How to Exercise Safely with Type 1 Diabetes

Introduction

This video was commissioned by Diabetes UK (Cymru) and the Diabetes Research Unit (Cymru) and explores the basics of how to exercise safely with type 1 diabetes.  The video follows 4 athletes with type 1 diabetes including  Mel Stephenson an international sprinter,  Matt Binnie a keen cyclist, Rachael Hunter-Dunn an open water sea swimmer & Paul Coker a half marathon runner.  In this video the athletes share the tools, techniques and considerations that they make when they are exercising.

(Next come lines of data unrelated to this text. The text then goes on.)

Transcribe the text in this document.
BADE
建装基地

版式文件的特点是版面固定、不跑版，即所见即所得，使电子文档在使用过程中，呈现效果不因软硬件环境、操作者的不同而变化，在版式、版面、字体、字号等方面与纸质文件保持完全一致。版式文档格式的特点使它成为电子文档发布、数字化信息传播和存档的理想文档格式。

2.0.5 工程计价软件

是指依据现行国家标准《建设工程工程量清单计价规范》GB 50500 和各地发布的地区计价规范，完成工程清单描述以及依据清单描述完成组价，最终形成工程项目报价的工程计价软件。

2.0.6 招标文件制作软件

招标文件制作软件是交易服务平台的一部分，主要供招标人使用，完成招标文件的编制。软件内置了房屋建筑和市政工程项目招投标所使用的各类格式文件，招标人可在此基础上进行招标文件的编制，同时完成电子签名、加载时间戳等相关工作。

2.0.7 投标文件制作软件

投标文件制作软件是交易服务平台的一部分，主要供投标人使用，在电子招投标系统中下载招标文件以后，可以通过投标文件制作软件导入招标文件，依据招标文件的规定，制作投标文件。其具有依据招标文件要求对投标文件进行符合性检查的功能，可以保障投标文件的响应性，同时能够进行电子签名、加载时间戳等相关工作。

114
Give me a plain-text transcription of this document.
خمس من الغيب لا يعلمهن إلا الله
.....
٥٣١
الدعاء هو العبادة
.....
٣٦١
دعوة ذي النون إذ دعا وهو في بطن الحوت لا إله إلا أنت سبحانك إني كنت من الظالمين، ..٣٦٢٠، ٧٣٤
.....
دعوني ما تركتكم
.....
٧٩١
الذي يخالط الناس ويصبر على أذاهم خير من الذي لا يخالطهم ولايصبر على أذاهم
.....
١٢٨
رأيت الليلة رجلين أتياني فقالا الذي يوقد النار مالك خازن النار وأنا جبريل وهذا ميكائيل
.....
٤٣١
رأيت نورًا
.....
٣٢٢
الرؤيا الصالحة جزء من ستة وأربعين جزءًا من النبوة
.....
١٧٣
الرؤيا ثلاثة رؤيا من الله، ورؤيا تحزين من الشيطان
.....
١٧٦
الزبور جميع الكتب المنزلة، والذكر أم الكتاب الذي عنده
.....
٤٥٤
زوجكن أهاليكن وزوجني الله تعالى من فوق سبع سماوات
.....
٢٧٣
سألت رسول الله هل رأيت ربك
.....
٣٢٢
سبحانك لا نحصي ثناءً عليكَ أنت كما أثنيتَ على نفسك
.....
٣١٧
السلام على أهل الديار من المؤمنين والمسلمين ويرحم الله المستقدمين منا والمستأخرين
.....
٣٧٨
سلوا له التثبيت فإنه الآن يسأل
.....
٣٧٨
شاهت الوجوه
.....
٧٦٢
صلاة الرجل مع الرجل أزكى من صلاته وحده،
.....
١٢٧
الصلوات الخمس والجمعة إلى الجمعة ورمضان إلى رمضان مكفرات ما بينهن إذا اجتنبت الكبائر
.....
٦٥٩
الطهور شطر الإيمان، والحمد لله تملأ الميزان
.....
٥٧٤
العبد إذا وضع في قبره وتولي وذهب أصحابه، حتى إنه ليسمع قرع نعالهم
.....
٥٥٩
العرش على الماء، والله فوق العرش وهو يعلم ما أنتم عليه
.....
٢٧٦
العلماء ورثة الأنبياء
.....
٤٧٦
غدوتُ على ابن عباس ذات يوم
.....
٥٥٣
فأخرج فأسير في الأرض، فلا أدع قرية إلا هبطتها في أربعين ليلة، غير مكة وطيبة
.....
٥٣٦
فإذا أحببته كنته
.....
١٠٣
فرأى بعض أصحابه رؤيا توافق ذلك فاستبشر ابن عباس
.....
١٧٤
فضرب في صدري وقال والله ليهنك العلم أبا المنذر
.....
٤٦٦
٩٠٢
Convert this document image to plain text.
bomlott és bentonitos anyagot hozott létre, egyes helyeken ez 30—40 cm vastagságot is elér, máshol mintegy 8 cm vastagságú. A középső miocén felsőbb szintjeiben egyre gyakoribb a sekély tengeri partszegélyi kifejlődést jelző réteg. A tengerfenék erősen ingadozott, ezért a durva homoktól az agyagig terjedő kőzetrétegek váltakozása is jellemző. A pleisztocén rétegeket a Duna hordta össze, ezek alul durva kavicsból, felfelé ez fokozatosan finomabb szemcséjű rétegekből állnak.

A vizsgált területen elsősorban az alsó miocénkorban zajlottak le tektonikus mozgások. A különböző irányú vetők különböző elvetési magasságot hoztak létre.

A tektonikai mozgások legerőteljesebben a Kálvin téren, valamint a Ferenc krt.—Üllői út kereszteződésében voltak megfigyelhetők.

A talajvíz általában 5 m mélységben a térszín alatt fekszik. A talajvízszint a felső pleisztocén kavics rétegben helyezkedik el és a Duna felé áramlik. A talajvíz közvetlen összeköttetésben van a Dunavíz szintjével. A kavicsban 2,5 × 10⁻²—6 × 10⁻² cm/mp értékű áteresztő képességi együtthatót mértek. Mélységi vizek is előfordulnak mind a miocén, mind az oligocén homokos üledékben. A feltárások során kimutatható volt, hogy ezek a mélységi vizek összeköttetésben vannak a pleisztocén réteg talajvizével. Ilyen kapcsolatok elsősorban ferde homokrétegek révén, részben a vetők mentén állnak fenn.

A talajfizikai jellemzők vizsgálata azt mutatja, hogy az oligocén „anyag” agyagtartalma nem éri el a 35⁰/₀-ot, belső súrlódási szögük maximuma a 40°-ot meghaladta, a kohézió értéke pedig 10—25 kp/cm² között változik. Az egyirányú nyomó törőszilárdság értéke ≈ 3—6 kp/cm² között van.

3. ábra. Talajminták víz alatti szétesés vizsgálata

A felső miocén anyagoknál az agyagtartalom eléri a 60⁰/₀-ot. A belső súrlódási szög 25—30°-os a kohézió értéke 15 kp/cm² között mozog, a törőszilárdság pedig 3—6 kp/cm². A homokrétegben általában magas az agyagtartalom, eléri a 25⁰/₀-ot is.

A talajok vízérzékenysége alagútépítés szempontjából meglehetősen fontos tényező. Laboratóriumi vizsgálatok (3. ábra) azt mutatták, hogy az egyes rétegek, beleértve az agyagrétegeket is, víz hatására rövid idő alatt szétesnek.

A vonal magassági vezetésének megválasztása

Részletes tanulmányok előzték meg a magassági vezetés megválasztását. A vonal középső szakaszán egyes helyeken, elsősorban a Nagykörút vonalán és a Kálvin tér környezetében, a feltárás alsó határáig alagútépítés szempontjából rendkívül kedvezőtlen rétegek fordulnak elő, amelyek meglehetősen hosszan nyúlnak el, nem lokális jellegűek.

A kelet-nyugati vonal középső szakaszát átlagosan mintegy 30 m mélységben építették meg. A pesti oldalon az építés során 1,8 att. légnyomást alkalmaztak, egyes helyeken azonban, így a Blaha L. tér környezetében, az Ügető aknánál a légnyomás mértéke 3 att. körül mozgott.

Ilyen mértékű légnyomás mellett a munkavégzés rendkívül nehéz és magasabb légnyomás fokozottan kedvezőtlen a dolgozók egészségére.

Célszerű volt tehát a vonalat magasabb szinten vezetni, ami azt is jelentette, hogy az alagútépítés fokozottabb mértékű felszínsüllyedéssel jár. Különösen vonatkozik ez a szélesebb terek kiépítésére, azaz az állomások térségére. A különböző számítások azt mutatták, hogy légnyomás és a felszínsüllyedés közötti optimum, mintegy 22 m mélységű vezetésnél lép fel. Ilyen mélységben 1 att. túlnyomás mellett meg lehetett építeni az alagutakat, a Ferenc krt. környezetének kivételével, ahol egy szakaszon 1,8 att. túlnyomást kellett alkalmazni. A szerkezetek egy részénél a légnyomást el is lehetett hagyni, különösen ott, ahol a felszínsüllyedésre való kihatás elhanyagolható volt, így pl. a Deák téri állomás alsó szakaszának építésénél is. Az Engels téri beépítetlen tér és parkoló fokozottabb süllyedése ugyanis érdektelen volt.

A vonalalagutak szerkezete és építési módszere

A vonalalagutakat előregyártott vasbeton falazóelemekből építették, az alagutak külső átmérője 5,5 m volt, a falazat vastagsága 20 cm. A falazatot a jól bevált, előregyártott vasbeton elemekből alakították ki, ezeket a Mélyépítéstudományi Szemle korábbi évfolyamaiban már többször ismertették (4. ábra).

Paul, the founder of 1bloodydrop.com, completed 40 half marathons in his 40th year of living with type 1 diabetes and this video  follows him as he completes the final half marathon in this challenge at Swansea on 26 June 2017.  Paul says that the most remarkable thing about this run was that he was joined by a team of 29 runners with type 1 diabetes and together they set a world record for the most people with type 1 diabetes to run a half marathon together, many of these runners are also featured in this video.  All of the athletes featured here is this video are living with type 1 diabetes and demonstrating that you can exercise safely with type 1 diabetes.

Crowd:   

3, 2, 1. Whooo!

Announcer:

We’re at the start line of the 2017 JCP Swansea Half Marathon. Good luck, guys! Enjoy your journey out there!

Dr. Gilbert:       

The big ambition when doing exercise with type 1 diabetes is to keep your glucose levels as normal as possible. That’s down to measuring, record-keeping, hydration; all of which can be helped by some understanding of what’s going on under the bonnet. Despite the challenges, everyone we meet says it’s worth it.

Simon: 

Encourage your children to go out and do running and do sport, because actually a healthy, active lifestyle alongside diabetes really helps to control blood sugars as well.

Theresa: 

It makes you more sensitive to the insulin, so that you don’t have as many high blood sugars and it’s easier to control.

Gareth:

When I was diagnosed, I was 19; and for two or three years, I just knocked sports on the edge. Yeah, and I’m making up for that time now.

Adam:

Anything can be managed as long as you’ve planned for it and be sensible, you can do anything you want.

Dr. Gilbert:

We’ve met a group of people living with type 1 diabetes, who do sport at a really high level.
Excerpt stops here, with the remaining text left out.